Wicomico County Council to hold public hearing on construction of DAF storage facilities
SALISBURY, Md. — The Wicomico County Council will hold a public hearing and potentially vote this week on a bill that would restrict the construction of storage facilities for poultry biosolids known as DAF tanks.
The Oct. 4 hearing will be held for an amendment to county zoning law that would prohibit additional tank construction unless a farmer or farming business builds it in the county’s agricultural district on land the farmer owns or leases. It could only be used by the farmer or farming business.
If approved, the bill would settle a years-long debate on the council over the construction of such facilities used to store sludge from processors — poultry solids skimmed from plant wastewater through a process known as dissolved air flotation.
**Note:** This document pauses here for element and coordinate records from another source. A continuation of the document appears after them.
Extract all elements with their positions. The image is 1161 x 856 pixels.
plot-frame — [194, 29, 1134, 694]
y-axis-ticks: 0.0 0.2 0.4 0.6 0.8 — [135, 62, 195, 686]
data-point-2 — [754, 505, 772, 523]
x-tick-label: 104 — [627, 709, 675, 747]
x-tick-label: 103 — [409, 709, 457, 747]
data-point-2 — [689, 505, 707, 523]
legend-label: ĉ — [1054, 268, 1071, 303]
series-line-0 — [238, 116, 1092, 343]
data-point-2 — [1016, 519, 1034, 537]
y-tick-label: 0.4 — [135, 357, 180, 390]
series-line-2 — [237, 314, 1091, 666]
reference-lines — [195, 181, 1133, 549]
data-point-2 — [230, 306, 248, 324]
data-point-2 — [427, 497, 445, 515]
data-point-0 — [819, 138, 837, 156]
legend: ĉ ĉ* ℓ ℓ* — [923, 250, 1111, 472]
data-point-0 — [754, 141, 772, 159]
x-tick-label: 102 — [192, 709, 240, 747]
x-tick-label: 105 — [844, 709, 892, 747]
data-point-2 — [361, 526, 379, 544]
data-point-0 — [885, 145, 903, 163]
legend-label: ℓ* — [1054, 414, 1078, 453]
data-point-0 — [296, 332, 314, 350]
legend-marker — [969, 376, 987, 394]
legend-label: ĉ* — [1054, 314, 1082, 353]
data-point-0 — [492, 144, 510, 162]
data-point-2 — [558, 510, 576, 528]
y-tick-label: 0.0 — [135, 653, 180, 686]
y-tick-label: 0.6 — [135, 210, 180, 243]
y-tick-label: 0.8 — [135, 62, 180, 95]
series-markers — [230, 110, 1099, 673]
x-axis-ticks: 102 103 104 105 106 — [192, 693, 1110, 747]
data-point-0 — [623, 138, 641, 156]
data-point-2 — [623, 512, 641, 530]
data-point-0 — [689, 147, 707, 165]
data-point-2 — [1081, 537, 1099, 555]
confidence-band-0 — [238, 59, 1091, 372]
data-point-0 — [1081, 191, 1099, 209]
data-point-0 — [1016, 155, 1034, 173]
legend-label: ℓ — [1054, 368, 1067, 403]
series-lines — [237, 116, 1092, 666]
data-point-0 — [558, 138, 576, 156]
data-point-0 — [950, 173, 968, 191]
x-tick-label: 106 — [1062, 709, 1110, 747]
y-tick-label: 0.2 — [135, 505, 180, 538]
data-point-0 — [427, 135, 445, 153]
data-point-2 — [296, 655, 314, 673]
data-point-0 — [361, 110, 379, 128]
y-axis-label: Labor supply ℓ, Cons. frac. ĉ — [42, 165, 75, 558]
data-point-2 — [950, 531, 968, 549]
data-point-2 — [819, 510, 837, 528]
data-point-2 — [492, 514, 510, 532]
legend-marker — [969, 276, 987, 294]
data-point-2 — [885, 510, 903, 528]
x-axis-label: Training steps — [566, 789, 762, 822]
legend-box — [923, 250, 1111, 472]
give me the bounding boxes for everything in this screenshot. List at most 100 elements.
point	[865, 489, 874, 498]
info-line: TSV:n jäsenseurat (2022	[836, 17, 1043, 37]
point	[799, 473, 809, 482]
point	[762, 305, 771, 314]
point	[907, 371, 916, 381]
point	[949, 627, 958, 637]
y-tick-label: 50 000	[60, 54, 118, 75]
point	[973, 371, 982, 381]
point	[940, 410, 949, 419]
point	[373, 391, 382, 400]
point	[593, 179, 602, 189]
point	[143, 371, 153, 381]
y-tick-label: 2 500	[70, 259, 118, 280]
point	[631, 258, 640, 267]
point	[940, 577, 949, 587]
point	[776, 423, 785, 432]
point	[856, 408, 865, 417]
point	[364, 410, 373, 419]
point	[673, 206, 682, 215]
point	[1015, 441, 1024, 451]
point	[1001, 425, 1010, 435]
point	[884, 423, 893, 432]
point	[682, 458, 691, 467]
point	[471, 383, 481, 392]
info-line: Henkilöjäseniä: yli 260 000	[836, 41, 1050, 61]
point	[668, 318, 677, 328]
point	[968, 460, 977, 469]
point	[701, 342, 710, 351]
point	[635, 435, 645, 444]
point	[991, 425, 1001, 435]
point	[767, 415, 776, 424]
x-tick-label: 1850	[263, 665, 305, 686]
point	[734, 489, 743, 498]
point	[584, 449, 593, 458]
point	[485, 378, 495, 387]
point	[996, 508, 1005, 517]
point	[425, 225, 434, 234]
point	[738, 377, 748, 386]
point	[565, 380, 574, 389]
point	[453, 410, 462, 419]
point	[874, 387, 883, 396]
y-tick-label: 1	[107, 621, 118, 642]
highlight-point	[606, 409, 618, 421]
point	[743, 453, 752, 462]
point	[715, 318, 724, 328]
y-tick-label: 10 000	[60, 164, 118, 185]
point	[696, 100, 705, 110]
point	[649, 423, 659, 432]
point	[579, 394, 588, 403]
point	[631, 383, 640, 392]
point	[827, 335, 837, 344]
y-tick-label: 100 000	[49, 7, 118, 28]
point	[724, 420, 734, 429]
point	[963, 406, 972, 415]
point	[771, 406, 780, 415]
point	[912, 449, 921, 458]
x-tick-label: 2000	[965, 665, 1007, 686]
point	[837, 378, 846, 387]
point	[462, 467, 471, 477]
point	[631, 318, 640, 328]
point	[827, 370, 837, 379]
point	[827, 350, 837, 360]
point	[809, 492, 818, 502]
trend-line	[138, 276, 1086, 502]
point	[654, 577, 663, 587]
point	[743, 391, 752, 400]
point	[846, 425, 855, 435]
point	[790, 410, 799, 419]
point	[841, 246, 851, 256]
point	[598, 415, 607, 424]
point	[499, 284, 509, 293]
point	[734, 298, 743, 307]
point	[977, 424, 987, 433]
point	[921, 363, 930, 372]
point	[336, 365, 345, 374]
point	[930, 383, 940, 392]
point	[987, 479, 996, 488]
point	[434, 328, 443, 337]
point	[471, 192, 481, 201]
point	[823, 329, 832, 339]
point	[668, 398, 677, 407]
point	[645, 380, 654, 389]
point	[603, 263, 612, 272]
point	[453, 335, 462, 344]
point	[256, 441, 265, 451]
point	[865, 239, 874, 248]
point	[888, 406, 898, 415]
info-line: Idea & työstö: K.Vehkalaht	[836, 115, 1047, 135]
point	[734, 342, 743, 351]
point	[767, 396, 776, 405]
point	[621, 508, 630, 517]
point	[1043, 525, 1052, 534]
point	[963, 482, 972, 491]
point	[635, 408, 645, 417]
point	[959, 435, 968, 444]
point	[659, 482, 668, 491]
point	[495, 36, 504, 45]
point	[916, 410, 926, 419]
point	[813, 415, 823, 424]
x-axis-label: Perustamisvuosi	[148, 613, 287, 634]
The sludge can then be used as a soil amendment on farms across the region.
Debate over the bill has also split the agricultural community. The county’s Farm Bureau doesn’t support further construction of DAF tanks whereas the Delmarva Chicken Association has urged the county not to place additional restrictions on farm activity.
The fetid tanks would alienate residents from the farming community, county Farm Bureau President Geno Lowe said. The bureau has no problem with farmers spreading DAF on county cropland but draws the line at storing it in mass quantities, he said.
“It is foul stuff,” he said. “I don’t know how else to explain it. It’s like nothing else I’ve ever smelled.”
But any restrictions the council passes are a slippery slope that could lead to the further erosion of agricultural rights in the county, said Holly Porter, executive director of the Delmarva Chicken Association. The state recognizes the material as a legal soil amendment used by regional farmers, she said.
“This is an ag product that is being stored in an ag structure,” she said.
There are no current proposals for additional storage tanks in the county, but the debate over their use began in 2019 when the county allowed the construction of a multi-million-gallon tank on Porter Mill Road that sparked protest from some residents as well as a lawsuit. The tank receives sludge from facilities in several states.
Storage facilities are essential on Maryland’s Eastern Shore, however, because the state restricts the spreading of nutrients on cropland from Dec. 16 to Feb. 28, Porter said. Poultry integrators continue to process poultry during that period, requiring storage tanks large enough to accommodate the resultant sludge. Storage closer to farms is ideal, she said.
“There were many people in the community who were complaining about the (field) application,” she said. “Well, the faster we can get it into the ground, the shorter the time for those smells as well.”
The council has also considered bills that would ban DAF tanks entirely or restrict them to industrial-zoned land. Only the bill restricting their construction to agricultural-zoned land was on the agenda for the council’s meeting this week. Any existing facilities would be grandfathered into the legislation.
Previous debates about tank restrictions suggest they’re supported by the council’s majority. It’s been debated since Republican Nicole Acle won the District 2 seat in 2019.
“It’s been a very long time, and I feel like we’ve explored every option,” she said.
The council will meet in Room 301 in the Government Office building at 6 p.m.